The Last Angel of History would mark the last major work of the BAFC. The collective would only make four more films before dissolving in 1998, partly due to decreased funding (they have continued to work, often together, on various projects). By the end of the decade, much of what had originally constituted the collectively produced Black British Cinema has disappeared.

The dissolution of the groups also marked a changing role of viewership in relation to their work. The two most prominent members to emerge from the collectives — Isaac Julien and John Akomfrah — have moved to the art world, where their work is more accepted (and financed). Both, along with films, produce large-scale installations, and have expanded their interests to include different cultures and modes of representation.

Part of why their shift into the art world was so easy is that their work has been hugely influential on a growing number of video artists and filmmakers working with nontraditional forms and narratives. Kodwo Eshun, who appeared in The Last Angel of History , created the The Otolith Group [2] in 2002, a collective clearly modeled after the BAFC who works to, in their own words, “rethink the dynamics of cultural production under conditions of accelerated, unstable and precarious global conditions.” Sankofa and the BAFC’s work with archival footage can be expressly linked to the films such as Black Power Mixtape (2011) and Concerning Violence (2014), both from filmmaker Göran Olsson, and images reminiscent of the work of Sankofa and BAFC have begun cropping up on television as well, through the essay films of Adam Curtis, whose image/text disfigurations are oddly similar to the early “tape/slide” work of the BAFC. Through a shared interest in the archive and the formal properties of the essay film, these disparate works are linked in their utopian vision — through the uncovering of hidden histories, painful as they may be, we may move toward a better world.

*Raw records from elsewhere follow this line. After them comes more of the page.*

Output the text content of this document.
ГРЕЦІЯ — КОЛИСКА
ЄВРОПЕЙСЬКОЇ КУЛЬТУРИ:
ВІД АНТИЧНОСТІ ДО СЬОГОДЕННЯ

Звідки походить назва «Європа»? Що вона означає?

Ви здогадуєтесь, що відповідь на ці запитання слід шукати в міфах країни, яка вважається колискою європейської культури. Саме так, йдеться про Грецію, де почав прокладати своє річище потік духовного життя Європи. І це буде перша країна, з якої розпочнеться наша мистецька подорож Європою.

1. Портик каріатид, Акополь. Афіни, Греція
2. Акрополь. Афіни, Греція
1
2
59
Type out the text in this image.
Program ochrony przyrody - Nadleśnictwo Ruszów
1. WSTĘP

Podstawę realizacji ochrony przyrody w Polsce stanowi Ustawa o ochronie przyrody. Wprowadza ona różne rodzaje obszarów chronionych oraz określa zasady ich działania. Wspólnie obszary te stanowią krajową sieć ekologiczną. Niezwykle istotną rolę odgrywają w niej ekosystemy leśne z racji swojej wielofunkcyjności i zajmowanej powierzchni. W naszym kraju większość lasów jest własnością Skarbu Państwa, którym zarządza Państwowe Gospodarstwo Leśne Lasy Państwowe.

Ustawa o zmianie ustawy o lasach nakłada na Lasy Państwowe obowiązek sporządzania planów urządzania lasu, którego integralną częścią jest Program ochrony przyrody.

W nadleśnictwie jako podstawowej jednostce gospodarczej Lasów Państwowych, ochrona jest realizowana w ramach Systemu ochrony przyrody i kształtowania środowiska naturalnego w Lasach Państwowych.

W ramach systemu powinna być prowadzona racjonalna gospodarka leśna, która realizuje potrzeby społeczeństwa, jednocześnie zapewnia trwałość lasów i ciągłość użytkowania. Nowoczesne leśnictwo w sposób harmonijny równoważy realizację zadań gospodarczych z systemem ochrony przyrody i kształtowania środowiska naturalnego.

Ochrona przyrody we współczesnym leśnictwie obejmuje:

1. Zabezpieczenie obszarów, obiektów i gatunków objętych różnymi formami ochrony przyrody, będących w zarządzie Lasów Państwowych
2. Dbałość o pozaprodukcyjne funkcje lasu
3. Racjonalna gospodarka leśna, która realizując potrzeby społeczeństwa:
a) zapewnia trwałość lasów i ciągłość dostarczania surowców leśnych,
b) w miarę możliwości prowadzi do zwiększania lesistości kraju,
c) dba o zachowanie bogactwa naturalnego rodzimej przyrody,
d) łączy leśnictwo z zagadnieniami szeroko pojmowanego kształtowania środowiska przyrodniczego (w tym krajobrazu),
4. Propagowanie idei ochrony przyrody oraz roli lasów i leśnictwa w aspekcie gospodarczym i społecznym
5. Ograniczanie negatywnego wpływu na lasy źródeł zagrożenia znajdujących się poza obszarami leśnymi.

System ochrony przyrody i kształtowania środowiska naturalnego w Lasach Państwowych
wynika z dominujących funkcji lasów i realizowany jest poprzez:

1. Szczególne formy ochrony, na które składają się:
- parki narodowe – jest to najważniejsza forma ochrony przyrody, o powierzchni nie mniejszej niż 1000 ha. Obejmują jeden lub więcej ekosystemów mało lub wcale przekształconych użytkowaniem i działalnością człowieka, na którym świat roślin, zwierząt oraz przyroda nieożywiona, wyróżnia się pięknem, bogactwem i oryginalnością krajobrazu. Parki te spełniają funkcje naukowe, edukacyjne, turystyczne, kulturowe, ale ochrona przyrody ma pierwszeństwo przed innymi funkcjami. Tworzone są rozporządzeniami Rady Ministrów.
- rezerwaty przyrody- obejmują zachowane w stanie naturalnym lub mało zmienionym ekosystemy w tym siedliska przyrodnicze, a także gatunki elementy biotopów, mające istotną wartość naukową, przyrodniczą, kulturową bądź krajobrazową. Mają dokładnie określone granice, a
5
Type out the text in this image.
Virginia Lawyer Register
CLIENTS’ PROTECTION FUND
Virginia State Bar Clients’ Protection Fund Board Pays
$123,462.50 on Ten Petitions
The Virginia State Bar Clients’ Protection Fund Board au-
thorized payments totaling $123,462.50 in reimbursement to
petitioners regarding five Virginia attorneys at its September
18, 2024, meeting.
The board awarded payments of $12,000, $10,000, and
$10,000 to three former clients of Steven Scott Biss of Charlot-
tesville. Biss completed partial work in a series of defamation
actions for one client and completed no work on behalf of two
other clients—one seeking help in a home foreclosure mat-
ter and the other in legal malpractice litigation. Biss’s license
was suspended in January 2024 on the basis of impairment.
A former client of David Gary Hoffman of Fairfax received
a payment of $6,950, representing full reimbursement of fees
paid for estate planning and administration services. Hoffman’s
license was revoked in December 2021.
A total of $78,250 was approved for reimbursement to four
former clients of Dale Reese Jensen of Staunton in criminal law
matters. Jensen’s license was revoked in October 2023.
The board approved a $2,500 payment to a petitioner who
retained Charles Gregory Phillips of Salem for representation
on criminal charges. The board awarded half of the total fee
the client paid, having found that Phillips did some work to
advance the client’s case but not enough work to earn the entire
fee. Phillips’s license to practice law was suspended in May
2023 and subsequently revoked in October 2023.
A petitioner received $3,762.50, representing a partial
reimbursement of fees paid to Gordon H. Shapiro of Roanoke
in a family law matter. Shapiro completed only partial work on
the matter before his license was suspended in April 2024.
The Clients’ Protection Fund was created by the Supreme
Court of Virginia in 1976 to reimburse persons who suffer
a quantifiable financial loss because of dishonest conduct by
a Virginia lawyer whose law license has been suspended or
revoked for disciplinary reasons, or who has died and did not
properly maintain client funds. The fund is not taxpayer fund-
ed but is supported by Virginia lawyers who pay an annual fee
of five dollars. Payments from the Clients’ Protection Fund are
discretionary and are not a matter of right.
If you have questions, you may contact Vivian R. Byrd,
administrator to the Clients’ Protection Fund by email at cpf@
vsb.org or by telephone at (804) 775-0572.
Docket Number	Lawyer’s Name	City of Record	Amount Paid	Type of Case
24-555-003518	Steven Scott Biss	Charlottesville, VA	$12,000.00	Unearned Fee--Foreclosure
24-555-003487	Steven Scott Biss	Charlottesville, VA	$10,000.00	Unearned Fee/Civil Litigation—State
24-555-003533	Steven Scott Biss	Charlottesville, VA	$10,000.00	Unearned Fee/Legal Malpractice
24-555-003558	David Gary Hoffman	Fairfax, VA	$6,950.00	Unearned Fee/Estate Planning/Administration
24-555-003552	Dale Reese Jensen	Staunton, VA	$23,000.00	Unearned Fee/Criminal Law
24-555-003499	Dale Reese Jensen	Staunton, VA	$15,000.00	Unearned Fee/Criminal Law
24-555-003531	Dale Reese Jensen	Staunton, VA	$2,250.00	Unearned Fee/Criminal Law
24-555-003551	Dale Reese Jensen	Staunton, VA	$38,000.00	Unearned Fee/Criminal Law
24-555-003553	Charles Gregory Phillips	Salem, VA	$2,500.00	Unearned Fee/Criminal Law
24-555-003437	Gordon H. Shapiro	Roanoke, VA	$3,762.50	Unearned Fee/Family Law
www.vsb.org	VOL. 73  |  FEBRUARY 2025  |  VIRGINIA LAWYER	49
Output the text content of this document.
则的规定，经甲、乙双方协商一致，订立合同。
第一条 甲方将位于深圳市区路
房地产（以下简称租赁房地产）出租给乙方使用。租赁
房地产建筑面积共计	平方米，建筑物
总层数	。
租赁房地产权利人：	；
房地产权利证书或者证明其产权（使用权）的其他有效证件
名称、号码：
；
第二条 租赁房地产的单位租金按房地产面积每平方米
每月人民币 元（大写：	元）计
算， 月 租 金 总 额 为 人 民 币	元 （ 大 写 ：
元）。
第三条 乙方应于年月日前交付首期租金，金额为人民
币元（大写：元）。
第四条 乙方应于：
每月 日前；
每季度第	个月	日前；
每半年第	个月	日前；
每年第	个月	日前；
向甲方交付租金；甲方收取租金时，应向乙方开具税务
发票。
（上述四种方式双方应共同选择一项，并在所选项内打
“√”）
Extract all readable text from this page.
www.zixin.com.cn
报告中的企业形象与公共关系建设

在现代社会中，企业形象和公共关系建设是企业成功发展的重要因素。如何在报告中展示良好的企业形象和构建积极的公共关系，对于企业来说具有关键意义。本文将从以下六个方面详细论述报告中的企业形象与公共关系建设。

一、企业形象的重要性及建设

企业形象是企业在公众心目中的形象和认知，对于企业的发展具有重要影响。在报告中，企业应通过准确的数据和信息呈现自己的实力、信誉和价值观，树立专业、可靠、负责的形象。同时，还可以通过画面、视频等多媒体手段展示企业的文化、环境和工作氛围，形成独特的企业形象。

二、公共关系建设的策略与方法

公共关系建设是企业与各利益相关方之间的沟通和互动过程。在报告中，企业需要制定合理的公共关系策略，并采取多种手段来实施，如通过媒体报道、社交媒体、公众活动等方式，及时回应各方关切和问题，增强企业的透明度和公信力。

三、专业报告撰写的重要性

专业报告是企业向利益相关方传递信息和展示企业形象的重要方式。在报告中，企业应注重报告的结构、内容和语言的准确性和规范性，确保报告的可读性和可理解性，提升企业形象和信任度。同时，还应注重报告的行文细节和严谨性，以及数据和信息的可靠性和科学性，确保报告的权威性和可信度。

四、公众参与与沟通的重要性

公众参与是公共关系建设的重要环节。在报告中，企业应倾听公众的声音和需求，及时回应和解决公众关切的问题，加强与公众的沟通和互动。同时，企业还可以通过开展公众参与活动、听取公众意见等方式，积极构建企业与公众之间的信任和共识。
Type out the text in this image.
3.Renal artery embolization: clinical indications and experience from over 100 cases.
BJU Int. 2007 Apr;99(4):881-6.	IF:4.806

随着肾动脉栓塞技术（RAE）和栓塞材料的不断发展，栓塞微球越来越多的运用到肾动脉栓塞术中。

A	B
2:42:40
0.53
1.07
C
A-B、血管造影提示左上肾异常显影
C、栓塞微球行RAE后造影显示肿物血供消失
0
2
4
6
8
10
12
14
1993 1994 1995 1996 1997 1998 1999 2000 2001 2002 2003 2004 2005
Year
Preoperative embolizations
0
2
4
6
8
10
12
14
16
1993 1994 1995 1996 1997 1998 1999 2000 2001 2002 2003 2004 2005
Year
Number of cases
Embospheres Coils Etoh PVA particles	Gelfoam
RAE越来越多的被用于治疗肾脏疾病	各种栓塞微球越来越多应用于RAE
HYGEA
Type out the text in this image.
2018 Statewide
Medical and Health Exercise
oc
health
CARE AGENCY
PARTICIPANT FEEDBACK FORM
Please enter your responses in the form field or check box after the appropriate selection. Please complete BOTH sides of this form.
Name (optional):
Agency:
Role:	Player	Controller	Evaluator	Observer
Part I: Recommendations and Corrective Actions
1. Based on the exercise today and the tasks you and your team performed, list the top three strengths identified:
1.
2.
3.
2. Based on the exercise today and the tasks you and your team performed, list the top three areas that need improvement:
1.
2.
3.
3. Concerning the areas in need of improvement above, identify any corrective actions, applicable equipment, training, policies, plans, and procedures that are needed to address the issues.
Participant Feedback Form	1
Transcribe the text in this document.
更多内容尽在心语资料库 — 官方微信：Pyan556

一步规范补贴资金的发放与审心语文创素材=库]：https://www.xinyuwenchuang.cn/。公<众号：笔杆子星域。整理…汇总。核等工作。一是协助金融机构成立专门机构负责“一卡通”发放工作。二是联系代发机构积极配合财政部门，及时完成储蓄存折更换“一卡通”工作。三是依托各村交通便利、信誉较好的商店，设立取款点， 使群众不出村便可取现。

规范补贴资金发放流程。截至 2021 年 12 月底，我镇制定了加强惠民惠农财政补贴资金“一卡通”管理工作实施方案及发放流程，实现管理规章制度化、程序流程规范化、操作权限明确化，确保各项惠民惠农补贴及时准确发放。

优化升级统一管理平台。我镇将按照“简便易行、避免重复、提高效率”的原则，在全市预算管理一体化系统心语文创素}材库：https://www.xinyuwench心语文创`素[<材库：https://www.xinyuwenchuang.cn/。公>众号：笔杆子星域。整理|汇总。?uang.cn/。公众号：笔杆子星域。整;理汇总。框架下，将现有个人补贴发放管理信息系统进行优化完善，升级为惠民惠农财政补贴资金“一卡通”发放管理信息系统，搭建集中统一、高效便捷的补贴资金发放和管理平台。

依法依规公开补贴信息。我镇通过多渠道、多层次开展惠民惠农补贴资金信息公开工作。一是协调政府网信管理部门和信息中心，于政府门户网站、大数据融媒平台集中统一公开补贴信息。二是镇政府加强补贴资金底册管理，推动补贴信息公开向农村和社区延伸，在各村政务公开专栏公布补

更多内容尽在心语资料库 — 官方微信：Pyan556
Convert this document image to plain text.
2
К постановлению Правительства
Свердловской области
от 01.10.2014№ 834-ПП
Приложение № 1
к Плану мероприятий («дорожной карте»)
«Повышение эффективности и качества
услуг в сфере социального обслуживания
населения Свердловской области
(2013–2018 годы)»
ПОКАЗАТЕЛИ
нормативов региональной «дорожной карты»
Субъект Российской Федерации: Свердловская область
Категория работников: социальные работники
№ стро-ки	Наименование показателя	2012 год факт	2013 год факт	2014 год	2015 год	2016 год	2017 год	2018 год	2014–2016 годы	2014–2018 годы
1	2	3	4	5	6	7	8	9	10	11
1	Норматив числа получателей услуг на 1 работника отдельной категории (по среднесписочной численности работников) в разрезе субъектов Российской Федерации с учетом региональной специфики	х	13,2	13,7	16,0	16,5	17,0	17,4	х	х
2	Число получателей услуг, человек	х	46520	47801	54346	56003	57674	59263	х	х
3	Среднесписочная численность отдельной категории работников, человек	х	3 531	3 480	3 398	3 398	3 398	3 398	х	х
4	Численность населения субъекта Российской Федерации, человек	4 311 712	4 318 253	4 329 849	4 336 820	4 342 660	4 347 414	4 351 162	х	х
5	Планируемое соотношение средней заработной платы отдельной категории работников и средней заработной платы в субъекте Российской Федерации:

The shift has not constituted a rupture, and there is a sense that the artists associated with the collectives are looking back on their work with renewed interest. Much of this is formulated though Stuart Hall. Before his death in February, Akomfrah completed a documentary charting his life and work, and Hall recently appeared in Julien’s KAPITAL, a two-screen video work also featuring the writer David Harvey. In a small obituary Julien wrote for the British Film Institute, he mentioned Hall’s insistence that his influence on the filmmaker’s work was merely a “small walk on role.” A modest understatement, indeed. In the same vein, the work of the Black Audio Film Collective and Sankofa have regulated to supporting, even background roles in the narrative of film history. It’s time for their close-up.

 

Notes

[1] Gilroy, Paul: There Ain't No Black In the Union Jack: The Cultural Politics of Race and Nation, London: Hutchinson, 1987.

[2] The first Nordic solo exhibition of The Otolith Group — In the Year of the Quiet Sun — opened at Bergen Kunsthall in January, 2014.